A gauche, des critiques jugent les autorités politiques «dépassées» par ce qui leur arrive. «C’est un nouveau clergé qui domine de très haut, loin des réalités quotidiennes des habitants», confiait récemment le Vert Josef Lang, très en verve contre les offensives fiscales de son canton. Le point de vue du ministre des Finances diffère. «Cette croissance est le fruit d’une stratégie de plusieurs décennies; la politique fiscale n’a jamais représenté un programme en soi, assure Peter Hegglin. Tout s’est fait pas après pas et en fonction de notre budget.» Une façon, à peine voilée, de dire son agacement face à la stratégie brusque du voisin Lucerne, bénéficiaire de la péréquation financière, alors que Zoug y verse chaque an 276 millions, soit 2600 francs par habitant (Genève contribue avec 575 francs par habitant). «Nous ne remettons pas en question le système. Nous jugeons simplement que le calcul des ressources nous est trop défavorable.»

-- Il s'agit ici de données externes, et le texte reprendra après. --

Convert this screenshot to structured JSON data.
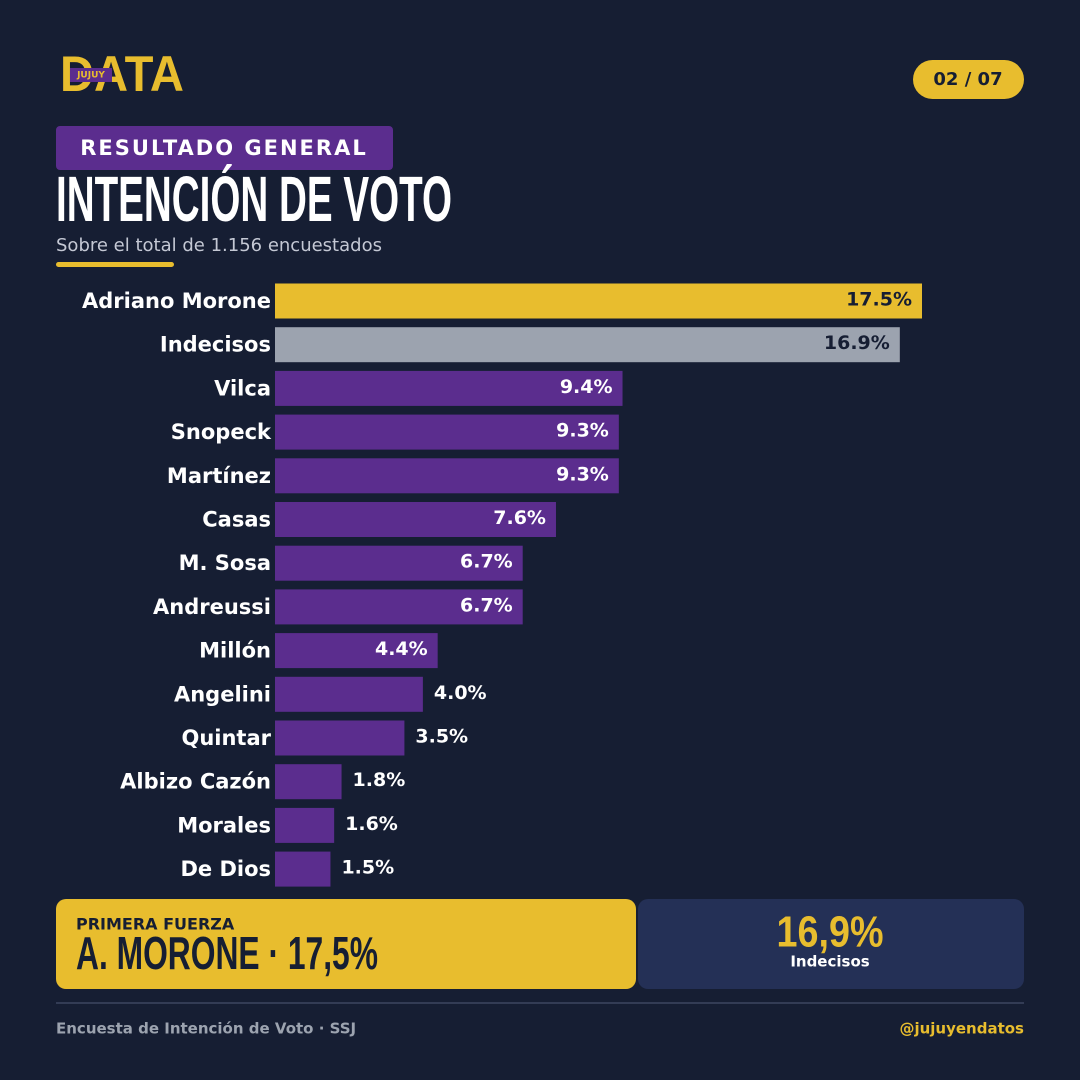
{
  "header": {
    "logo": "DATA",
    "logo_tag": "JUJUY",
    "page": "02 / 07",
    "badge": "RESULTADO GENERAL"
  },
  "chart_data": {
    "type": "hbar",
    "title": "INTENCIÓN DE VOTO",
    "subtitle": "Sobre el total de 1.156 encuestados",
    "categories": [
      "Adriano Morone",
      "Indecisos",
      "Vilca",
      "Snopeck",
      "Martínez",
      "Casas",
      "M. Sosa",
      "Andreussi",
      "Millón",
      "Angelini",
      "Quintar",
      "Albizo Cazón",
      "Morales",
      "De Dios"
    ],
    "values": [
      17.5,
      16.9,
      9.4,
      9.3,
      9.3,
      7.6,
      6.7,
      6.7,
      4.4,
      4.0,
      3.5,
      1.8,
      1.6,
      1.5
    ],
    "value_labels": [
      "17.5%",
      "16.9%",
      "9.4%",
      "9.3%",
      "9.3%",
      "7.6%",
      "6.7%",
      "6.7%",
      "4.4%",
      "4.0%",
      "3.5%",
      "1.8%",
      "1.6%",
      "1.5%"
    ],
    "colors": [
      "#e8bd2e",
      "#9ca3af",
      "#5b2d8e",
      "#5b2d8e",
      "#5b2d8e",
      "#5b2d8e",
      "#5b2d8e",
      "#5b2d8e",
      "#5b2d8e",
      "#5b2d8e",
      "#5b2d8e",
      "#5b2d8e",
      "#5b2d8e",
      "#5b2d8e"
    ]
  },
  "highlights": {
    "lead_label": "PRIMERA FUERZA",
    "lead_value": "A. MORONE · 17,5%",
    "undecided_value": "16,9%",
    "undecided_label": "Indecisos"
  },
  "footer": {
    "source": "Encuesta de Intención de Voto · SSJ",
    "handle": "@jujuyendatos"
  }
}
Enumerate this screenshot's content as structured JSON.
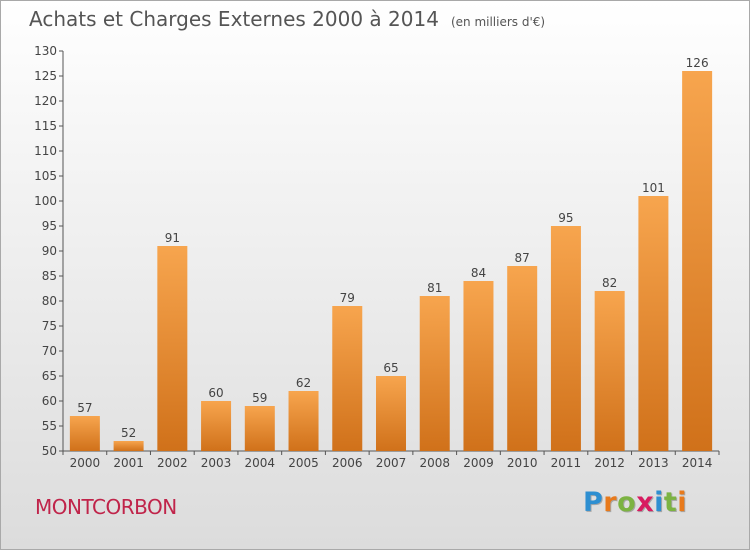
{
  "header": {
    "title": "Achats et Charges Externes 2000 à 2014",
    "subtitle": "(en milliers d'€)"
  },
  "footer": {
    "place": "MONTCORBON",
    "logo": "Proxiti"
  },
  "colors": {
    "bar_light": "#f7a54e",
    "bar_dark": "#d0711a",
    "place": "#c0244a",
    "logo_letters": [
      "#2e8fd1",
      "#e87a1c",
      "#7cb342",
      "#d81b60",
      "#2e8fd1",
      "#7cb342",
      "#e87a1c"
    ]
  },
  "chart_data": {
    "type": "bar",
    "title": "Achats et Charges Externes 2000 à 2014",
    "subtitle": "(en milliers d'€)",
    "xlabel": "",
    "ylabel": "",
    "categories": [
      "2000",
      "2001",
      "2002",
      "2003",
      "2004",
      "2005",
      "2006",
      "2007",
      "2008",
      "2009",
      "2010",
      "2011",
      "2012",
      "2013",
      "2014"
    ],
    "values": [
      57,
      52,
      91,
      60,
      59,
      62,
      79,
      65,
      81,
      84,
      87,
      95,
      82,
      101,
      126
    ],
    "ylim": [
      50,
      130
    ],
    "yticks": [
      50,
      55,
      60,
      65,
      70,
      75,
      80,
      85,
      90,
      95,
      100,
      105,
      110,
      115,
      120,
      125,
      130
    ],
    "grid": false,
    "legend": "none",
    "data_labels": true
  }
}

La spirale va-t-elle s’arrêter? De Schwyz à Zoug, les politiques fiscales ont suivi la même direction durant ces sept dernières années, stimulées par un climat favorable et la proximité du grand Zurich. En 2010, ces cantons, réputés pour leur scepticisme envers l’Etat, rejetaient clairement l’initiative socialiste lancée à l’échelle nationale afin de limiter la concurrence fiscale. Aujourd’hui encore, chacun dit trouver dans cette concurrence la panacée. Mais, comme le souligne l’analyste Thomas Rühl, les «contraintes de solidarité» sont venues compliquer le tableau.

Anecdote significative: en fin de semaine dernière, le chef des Finances zougois, accompagné de son homologue schwyzois, s’est rendu à Berne, convié pour un «Tour du canton» par l’un des plus grands bénéficiaires de la péréquation, qui voulait les convaincre de ses besoins. Parallèlement, l’agacement se manifeste dans une classe moyenne qui se sent mise à l’écart et sur laquelle pèsent les efforts exigés. Surtout, la pression d’un autre voisin, celui-ci européen, pourrait brouiller certaines cartes. En Suisse centrale, les ministres interrogés se disent pour l’heure «attentifs».